2014 Retrospective: Real Estate: Retail Rents Climb in Beverly Hills
During the past year, rents on several prime Los Angeles shopping streets have stayed the course and not risen over last year.
But that was not true in Beverly Hills. Try to find a spot on North Beverly Drive, and store owners will be paying as much as $20 per square foot—about twice as much as what shopkeepers were paying two years ago. “That street has been one of the stronger streets in retail,” said Philip Klaparda, senior associate at Dembo Realty in Beverly Hills, which tracks local retail real estate activity.
Cos, or Collection of Style, the higher-end men’s and women’s label made by fast-fashion retailer H&M Group, just opened up a spot at 357 N. Beverly Drive. The brand, launched in 2007, is known for its functional, modern designs with a clean look.
And model turned fashion mogul Kimora Lee Simmons is opening a store for her KLS label in the next four months or so once the city permitting process is wrapped up, Klaparda said.
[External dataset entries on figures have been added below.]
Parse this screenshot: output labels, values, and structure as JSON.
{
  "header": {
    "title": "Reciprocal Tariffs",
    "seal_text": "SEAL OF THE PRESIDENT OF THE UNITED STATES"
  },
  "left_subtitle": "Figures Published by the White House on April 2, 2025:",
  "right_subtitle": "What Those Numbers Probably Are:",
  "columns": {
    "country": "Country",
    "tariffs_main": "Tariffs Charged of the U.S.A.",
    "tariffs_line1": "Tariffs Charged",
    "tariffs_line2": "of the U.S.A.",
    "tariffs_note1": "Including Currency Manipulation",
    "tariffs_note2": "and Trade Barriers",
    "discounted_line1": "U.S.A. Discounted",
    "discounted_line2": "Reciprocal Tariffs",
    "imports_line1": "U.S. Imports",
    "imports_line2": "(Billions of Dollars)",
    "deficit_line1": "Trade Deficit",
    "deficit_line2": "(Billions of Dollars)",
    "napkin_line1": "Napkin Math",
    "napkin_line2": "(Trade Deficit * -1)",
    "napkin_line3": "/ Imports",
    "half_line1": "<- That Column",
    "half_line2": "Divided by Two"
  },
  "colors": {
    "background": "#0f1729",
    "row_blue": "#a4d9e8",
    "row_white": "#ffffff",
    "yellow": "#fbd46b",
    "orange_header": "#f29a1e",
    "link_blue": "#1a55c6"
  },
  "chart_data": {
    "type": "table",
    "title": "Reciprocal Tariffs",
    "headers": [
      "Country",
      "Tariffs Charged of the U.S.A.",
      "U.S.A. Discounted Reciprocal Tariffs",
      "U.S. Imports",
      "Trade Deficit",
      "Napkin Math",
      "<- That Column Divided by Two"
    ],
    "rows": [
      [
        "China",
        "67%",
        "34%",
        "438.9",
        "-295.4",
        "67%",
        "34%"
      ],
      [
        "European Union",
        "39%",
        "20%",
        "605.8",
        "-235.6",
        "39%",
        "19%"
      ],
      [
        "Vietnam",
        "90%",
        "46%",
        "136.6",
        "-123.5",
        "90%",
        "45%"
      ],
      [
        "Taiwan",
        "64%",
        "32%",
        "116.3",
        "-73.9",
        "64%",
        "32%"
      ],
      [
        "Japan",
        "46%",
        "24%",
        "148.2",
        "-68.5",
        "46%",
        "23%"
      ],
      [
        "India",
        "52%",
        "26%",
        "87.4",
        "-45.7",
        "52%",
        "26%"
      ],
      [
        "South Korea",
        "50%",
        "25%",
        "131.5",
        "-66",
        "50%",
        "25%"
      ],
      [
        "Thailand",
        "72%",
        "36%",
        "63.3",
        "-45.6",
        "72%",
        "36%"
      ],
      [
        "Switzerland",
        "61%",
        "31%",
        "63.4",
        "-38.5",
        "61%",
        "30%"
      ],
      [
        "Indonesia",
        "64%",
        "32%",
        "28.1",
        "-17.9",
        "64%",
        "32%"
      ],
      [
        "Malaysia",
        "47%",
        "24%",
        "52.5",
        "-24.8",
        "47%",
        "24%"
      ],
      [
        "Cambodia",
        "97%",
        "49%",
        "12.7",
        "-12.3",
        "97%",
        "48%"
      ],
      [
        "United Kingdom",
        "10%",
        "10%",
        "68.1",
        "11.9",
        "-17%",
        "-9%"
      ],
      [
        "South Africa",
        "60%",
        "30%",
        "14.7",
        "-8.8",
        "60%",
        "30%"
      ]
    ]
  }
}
Even though rents are rising on Beverly Drive, they appear tame compared with those on the luxury retail center known as Rodeo Drive, where leases fetch $50 to $60 per square foot. Vacancy on the street is near zero. One of the latest brands to arrive has been Burberry, which moved from its Wilshire Boulevard locale to a new building it rents at 301 N. Rodeo Drive.
Robertson Boulevard has seen its retail rents stay relatively even with last year—going for $12 to $15 per square foot. However, it is still a game of musical chairs on the street. “The street doesn’t look as attractive as it will in the next six to 12 months,” Klaparda said, noting there are some leases being negotiated with retailers that will add more value to the area.
Hale Bob moved out of a large space at 104 S. Robertson Blvd. to a smaller outpost across the street at 123 S. Robertson Blvd. Nanette Lepore has left as has Monika Chiang, which opened its first free-standing store here in 2011.
In the Greater Los Angeles area, retail vacancy rates dropped slightly from 6 percent last year to 5.7 percent this year, according to commercial real estate–services firm CBRE.
Areas that have low retail vacancy rates include West Los Angeles (3.3 percent), the South Bay area (3.2 percent) and the Mid-Wilshire district (3 percent).